Einstein (In)Sanity International Awards

MUNICH – The 2006 International Einstein Awards were presented last night at a glittering ceremony attended by celebrities from around the globe. The awards honor the definition of insanity attributed to Einstein: “doing the same thing over and over again and expecting different results,” and are partly sponsored by Alcoholics Anonymous who uses this definition.

 

Sane countries by Einstein’s definition:

 

Gold Medal: the Palestinians

 

“Throwing out Fattah and putting Hammas in charge is like putting the kids in the master bedroom, with maxed-out credit cards and responsibility for the family. Special points for the entertainment value of the kids hyperventilating about having to wake up before midday, and face reality, instead of playing with their friends in the streets.”

 

 

Silver Medal: the South Africans

 

“The change from racism to exorcising their dark past in a nation-wide day-time psychotherapy program, showcasing victims and aggressors was the ultimate reality TV. Putting a Nobel Peace Prize winner in charge of it was brilliance. Extra points for legalizing gay marriage in Africa.”

 

 

Bronze Medal (Tie): the Americans

 

“Placing Texans in charge of Washington, and letting them do things their way, irrespective of whether it works or not. Extra marks for re-electing them (well, sort of) and thus helping the rest of the world laugh, and feel superior when, deep down, they worry that Americans might really have bigger penises than them.”

 

Bronze Medal (Tie): the Canadians

 

“Electing a Conservative government. This is a radial change from their perspective, but points were deducted because the world doesn’t care.

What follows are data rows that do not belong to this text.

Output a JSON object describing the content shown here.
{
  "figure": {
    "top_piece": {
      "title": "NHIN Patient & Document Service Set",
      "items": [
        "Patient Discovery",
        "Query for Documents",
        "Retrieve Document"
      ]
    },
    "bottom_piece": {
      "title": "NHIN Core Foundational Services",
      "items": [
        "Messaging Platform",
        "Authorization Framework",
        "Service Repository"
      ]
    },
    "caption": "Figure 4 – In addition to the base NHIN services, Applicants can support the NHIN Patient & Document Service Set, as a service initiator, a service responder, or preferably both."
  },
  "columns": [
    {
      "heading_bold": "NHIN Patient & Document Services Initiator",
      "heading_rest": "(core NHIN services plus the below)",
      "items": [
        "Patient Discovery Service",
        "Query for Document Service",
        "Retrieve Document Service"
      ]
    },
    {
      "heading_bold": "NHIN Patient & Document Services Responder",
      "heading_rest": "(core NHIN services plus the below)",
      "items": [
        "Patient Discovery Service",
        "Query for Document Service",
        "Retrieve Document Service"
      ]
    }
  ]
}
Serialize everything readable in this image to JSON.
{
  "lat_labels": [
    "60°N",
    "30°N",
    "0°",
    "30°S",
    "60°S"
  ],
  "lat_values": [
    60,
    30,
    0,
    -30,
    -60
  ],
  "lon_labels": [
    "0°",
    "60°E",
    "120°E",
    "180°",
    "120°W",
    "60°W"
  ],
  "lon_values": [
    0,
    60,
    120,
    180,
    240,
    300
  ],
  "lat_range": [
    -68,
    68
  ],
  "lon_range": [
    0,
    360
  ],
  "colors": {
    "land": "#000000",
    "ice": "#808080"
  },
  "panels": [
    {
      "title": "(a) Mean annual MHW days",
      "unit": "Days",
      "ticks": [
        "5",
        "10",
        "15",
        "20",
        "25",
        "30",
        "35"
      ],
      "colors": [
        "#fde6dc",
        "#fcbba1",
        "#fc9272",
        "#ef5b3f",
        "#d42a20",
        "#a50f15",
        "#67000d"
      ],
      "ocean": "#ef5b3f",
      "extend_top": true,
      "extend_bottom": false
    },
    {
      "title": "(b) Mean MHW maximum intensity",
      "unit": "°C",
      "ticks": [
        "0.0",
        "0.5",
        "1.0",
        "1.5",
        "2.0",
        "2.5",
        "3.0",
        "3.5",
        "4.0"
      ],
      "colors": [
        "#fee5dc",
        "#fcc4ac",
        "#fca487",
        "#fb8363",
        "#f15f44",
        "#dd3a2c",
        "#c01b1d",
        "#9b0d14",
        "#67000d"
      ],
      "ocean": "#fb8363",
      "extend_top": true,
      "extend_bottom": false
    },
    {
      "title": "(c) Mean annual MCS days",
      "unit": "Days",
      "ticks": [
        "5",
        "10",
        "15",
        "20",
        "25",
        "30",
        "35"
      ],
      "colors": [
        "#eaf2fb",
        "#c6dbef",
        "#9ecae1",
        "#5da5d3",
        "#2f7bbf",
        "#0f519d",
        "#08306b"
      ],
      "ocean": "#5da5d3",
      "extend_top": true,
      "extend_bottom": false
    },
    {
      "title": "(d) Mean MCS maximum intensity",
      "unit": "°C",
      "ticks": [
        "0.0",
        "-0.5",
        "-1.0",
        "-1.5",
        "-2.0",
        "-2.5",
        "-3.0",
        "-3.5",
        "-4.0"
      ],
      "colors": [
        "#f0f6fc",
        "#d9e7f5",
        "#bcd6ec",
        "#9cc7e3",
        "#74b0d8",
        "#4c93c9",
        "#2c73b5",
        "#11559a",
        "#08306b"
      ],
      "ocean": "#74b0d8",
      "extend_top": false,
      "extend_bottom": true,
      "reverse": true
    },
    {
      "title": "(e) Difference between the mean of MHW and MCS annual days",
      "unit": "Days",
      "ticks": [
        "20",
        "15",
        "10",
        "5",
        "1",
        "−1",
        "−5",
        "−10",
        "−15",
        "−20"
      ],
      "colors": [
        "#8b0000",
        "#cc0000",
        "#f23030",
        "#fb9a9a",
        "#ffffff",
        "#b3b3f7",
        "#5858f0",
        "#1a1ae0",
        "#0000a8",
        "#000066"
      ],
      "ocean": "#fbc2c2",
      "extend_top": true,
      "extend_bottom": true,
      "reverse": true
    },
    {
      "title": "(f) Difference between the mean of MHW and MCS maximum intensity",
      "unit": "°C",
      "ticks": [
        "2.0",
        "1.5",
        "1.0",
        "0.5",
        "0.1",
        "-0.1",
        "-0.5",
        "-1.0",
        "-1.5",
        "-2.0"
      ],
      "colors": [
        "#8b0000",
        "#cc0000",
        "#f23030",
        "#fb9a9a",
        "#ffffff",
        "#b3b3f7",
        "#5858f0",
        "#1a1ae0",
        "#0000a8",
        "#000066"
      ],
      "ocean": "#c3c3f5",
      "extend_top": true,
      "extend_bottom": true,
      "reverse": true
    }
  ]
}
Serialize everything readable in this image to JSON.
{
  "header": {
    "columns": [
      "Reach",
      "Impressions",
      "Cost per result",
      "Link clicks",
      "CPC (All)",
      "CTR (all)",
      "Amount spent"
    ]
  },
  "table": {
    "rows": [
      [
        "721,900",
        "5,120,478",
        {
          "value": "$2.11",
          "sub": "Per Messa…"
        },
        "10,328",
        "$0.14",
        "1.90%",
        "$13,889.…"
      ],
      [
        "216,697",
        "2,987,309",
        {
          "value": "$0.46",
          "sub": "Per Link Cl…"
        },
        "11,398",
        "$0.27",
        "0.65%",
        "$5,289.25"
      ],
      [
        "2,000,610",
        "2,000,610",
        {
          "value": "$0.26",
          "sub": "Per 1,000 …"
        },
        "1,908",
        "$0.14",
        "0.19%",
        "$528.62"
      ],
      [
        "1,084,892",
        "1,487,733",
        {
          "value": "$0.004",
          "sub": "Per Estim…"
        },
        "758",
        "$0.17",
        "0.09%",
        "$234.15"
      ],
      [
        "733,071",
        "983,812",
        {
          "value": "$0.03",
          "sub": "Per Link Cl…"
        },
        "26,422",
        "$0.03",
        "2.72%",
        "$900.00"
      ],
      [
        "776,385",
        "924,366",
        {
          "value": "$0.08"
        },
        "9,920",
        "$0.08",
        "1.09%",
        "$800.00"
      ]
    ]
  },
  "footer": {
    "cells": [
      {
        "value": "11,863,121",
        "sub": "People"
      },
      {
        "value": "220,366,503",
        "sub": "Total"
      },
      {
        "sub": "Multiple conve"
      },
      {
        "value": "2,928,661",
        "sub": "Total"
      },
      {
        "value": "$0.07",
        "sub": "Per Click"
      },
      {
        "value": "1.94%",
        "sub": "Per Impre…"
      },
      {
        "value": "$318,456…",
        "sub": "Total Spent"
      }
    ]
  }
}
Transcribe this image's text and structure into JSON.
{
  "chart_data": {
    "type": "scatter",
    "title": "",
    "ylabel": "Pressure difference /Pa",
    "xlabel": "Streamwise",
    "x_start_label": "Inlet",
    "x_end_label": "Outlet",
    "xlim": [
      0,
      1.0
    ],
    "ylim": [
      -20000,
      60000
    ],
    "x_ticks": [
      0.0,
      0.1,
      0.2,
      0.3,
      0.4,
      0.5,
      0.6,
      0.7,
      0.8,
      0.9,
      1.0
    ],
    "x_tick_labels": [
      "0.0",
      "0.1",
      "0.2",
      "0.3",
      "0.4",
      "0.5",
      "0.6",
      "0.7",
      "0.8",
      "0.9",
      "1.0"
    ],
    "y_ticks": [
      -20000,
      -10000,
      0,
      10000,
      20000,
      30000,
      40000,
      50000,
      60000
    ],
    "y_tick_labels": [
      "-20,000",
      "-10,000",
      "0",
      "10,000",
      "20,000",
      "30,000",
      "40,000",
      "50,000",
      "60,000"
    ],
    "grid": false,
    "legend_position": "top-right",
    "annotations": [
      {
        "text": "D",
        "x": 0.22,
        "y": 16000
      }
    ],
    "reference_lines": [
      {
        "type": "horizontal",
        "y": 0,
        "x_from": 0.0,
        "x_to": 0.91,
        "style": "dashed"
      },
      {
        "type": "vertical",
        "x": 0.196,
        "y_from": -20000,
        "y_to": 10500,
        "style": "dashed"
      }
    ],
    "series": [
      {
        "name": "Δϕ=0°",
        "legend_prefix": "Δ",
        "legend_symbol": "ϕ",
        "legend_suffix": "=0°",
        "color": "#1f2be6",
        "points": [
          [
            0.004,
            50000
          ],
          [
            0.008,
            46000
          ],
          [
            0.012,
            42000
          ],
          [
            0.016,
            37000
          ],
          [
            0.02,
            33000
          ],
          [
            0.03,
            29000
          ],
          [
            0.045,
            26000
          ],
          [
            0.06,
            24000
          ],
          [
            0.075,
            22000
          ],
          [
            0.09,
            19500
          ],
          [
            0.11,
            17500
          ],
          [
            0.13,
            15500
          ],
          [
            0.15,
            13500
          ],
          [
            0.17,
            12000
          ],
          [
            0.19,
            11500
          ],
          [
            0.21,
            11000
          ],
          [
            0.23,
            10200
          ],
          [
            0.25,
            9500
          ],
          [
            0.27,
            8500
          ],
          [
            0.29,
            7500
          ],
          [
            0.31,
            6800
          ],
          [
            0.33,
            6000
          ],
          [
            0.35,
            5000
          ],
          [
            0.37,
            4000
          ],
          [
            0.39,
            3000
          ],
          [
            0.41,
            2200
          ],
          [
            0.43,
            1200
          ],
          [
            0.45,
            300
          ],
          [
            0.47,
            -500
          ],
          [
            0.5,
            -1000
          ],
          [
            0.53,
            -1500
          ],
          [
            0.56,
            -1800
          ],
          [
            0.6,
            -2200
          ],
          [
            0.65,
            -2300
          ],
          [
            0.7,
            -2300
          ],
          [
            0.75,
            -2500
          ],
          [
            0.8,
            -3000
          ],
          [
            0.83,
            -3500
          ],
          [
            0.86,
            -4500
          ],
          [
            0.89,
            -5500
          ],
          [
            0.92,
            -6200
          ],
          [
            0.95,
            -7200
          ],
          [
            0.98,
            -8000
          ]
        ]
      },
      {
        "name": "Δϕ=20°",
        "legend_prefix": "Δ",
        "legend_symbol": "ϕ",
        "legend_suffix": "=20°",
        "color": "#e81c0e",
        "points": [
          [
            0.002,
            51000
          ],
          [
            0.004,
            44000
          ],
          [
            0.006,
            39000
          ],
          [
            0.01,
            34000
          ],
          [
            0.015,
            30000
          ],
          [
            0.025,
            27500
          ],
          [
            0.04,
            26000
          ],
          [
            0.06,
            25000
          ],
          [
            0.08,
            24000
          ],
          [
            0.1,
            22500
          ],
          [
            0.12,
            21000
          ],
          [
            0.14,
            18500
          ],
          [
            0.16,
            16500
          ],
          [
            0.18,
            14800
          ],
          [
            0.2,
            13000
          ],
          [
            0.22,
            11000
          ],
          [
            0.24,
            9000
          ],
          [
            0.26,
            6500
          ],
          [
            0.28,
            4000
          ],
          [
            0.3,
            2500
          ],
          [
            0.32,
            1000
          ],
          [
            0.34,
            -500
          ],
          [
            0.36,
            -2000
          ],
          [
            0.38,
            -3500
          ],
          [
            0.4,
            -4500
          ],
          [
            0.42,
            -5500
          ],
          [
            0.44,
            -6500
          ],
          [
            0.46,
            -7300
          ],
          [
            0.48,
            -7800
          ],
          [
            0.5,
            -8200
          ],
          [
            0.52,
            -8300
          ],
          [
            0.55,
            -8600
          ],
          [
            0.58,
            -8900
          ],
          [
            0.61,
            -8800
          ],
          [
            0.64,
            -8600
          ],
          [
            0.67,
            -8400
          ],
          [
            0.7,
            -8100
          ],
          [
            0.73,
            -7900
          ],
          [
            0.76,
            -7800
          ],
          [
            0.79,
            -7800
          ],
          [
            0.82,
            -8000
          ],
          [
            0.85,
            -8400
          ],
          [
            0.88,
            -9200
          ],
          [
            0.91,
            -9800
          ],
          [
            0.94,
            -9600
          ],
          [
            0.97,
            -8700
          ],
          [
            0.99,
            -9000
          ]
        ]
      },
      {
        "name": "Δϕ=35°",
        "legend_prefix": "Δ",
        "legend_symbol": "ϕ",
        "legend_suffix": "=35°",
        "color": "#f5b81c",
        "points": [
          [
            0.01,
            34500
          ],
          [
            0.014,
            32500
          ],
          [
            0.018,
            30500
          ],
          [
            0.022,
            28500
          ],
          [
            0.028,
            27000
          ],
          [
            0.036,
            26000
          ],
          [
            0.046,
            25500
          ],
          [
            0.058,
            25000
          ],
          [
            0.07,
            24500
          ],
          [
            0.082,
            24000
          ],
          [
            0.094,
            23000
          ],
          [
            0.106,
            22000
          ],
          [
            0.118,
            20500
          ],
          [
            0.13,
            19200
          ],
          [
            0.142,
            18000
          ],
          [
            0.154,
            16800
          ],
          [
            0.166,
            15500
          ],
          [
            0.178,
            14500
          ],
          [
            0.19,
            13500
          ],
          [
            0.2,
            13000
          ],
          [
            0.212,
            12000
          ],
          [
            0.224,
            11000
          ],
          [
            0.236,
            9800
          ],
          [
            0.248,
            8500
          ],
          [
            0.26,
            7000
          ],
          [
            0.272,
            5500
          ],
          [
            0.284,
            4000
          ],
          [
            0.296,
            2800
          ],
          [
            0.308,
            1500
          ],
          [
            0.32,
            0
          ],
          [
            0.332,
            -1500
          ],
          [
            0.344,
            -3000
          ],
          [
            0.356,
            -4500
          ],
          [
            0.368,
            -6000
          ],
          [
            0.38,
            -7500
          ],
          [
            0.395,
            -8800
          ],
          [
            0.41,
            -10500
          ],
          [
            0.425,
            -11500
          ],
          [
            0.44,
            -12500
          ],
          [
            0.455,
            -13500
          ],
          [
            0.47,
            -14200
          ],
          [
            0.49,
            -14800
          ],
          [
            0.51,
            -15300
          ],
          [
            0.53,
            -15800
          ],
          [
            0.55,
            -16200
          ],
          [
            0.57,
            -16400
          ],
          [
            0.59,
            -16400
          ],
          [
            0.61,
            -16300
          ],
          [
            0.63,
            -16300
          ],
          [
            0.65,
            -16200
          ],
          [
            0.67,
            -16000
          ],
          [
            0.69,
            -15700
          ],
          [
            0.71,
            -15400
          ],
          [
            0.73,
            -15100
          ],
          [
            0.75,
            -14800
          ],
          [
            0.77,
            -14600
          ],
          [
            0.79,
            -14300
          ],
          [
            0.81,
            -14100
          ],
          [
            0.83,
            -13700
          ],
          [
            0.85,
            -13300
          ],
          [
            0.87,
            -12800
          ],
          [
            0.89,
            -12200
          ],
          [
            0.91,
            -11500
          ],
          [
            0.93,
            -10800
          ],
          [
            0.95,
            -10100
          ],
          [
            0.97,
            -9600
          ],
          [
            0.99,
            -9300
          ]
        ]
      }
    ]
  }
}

In fact, the world hardly notices. They’re Canucks, for God’s sake.”

 

Insane countries:

 

The Judging Panel announced, as a preamble, “the French are not insane. They do the same thing over and over because they want the same result. They love being French. Bill O’Reilly is just jealous.”

 

Gold Medal: the Zimbabweans

 

“For bitching about how the Brits and whiteys did you wrong, loading up on tyranny and corruption and then wondering why your people are starving. Rinse, repeat, rinse, repeat. Dig more graves. You’re crazy.”

 

Silver: Northern Ireland

 

“You insist on marching through people’s neighborhoods every year to rub their noses in some past humiliation. You whine that past enmities are never forgotten. You complain when every stupid drunk person in a joke is called Paddy. Go do it again next year. You suck.”

 

Bronze Medal (Tie): Syria

 

“You lie, cheat and scheme as a first option. You blow up politicians as Plan A and designate economic development and political progress as Plan B. When Plan A does not work, you try Plan A again. And again. Oh, your geometry teacher was wrong – the best way to cover the distance between two points is by the most convoluted route possible. Keep trying. Hire that Karl guy from Washington to help you. Maybe one day the outcome will be different. Idiots!”

 

Bronze Medal (Tie): America, land of the “if a strategy doesn’t work, it’s time to intensify it” where you…

 

 

 

  • Eat more, spend more on diet pills, watch more TV and get fatter.
  • Get 19 credit cards. Buy more stuff you don’t need. Complain about your debt.
  • Don’t participate in your kids’ education. Blame teachers for kids’ skills problems and bad manners. Ask why fewer people want to become teachers.
  • Ignore history. Invade a country when history makes it clear that it is not in your country’s interests to do this. Tell your kids that people rode around on dinosaurs and that Christians in other countries believe this too.
  • Re-elect Ted Kennedy and John Kerry and their ilk to the Senate. Look bewildered when people ask what is wrong with the Democratic Party.
  • Whine about lobbyists, corruption, special interests and campaign finance vs. national interests. Then buy an SUV and re-elect a self-serving insider who sold his soul to the devil years ago and who hasn’t improved health care, social services, education, the environment, or the economy in all the years you have been voting for him.

 

 

 

“Come on America. Rinse, repeat. Dig more graves. Do it again next year. Maybe one day the outcome will be different.”